Tact is not his thing, although he can he self-aware – but perhaps only in the way that Donald Trump is aware of himself all the time, and aware only of himself.
Here’s another bit of O’Leary scripture – “Do we carry rich people on our flights? Yes, I flew on one this morning and I’m very rich.”
You could fill a page and then a few more with his bon mots, and mots not so bon, but here is just one more from his back pages: “If drink sales are falling off, we get the pilots to engineer a bit of turbulence. That usually spikes sales.”
Not a comforting thought as we are setting off on a very long flight on Sunday, but luckily Ryanair doesn’t go that far. Anyway, we’ve been advised to skip the alcohol and the coffee, so the hours will be stretched.
Mostly these days O’Leary keeps his hand over his mouth, but the prospect of Brexit buggering up his budget airline has seen him remove that hand – not to unleash the full Irish vernacular, but to make a reasonable point in a colourful manner.
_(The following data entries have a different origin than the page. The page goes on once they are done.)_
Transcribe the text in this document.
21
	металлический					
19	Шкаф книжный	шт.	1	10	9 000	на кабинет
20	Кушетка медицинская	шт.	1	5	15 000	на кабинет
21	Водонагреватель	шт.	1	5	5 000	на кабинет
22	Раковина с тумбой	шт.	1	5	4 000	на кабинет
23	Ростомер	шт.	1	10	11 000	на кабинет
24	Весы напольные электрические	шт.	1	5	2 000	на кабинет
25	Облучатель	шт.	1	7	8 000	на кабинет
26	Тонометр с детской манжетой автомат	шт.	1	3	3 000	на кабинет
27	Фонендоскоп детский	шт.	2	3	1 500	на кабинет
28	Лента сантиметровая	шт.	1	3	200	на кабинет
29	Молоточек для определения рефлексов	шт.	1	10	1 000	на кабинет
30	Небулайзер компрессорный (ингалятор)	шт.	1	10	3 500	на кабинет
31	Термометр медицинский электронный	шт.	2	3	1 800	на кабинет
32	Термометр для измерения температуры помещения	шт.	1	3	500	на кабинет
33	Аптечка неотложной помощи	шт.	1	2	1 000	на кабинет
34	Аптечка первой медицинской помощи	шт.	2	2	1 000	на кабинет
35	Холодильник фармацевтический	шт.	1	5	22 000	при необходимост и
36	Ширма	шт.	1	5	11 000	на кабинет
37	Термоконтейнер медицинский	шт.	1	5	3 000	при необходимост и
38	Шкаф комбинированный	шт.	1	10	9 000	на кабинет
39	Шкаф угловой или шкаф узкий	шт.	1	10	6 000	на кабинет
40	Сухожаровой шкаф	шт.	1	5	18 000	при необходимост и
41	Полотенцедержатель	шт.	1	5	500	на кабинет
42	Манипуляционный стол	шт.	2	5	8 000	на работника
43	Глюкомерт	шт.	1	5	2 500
The Ryanair boss is worried that Brexit uncertainty could hit his business, as airline schedules and flight bookings are arranged nearly a year in advance. He says that Ryanair needs to be sure of its legal position by this time next year to start selling flights for March 2019, when Brexit begins (that’s if it ever begins or indeed ever ends, and there’s the Brexit Paradox for you).
The colourful part came when he criticised Mrs Maybe on Sky News, saying: “I fail to see what she’s doing in Japan for three days at the moment, why’s she not in Brussels or in Frankfurt or in Paris, which is where these negotiations need to take place.”
He added that Theresa May had just come back from three weeks’ holiday in the Swiss Alps and that she needed to be sorting out Brexit, “not swanning around Japan drinking tea and sake”.
O’Leary has a point here. Mrs Maybe swanned around Japan in the hope of drumming up post-Brexit business – but that can’t begin until Brexit has been sorted out. Why didn’t she forsake the sake and help to sort out Brexit first? Because swanning about is easier and probably more fun, and conjures a cake-and-eat-it illusion that everything will be crumbly and delicious once we leave Europe and instead go knocking on doors around the globe, like door-to-door salesmen in poor suits and with shifting smiles.
But I have preparations to make, two days’ work left to do, and other work to do for when I return, so that’s your lot for now. I plan to take my laptop ledge with me and will report in from Australia occasionally.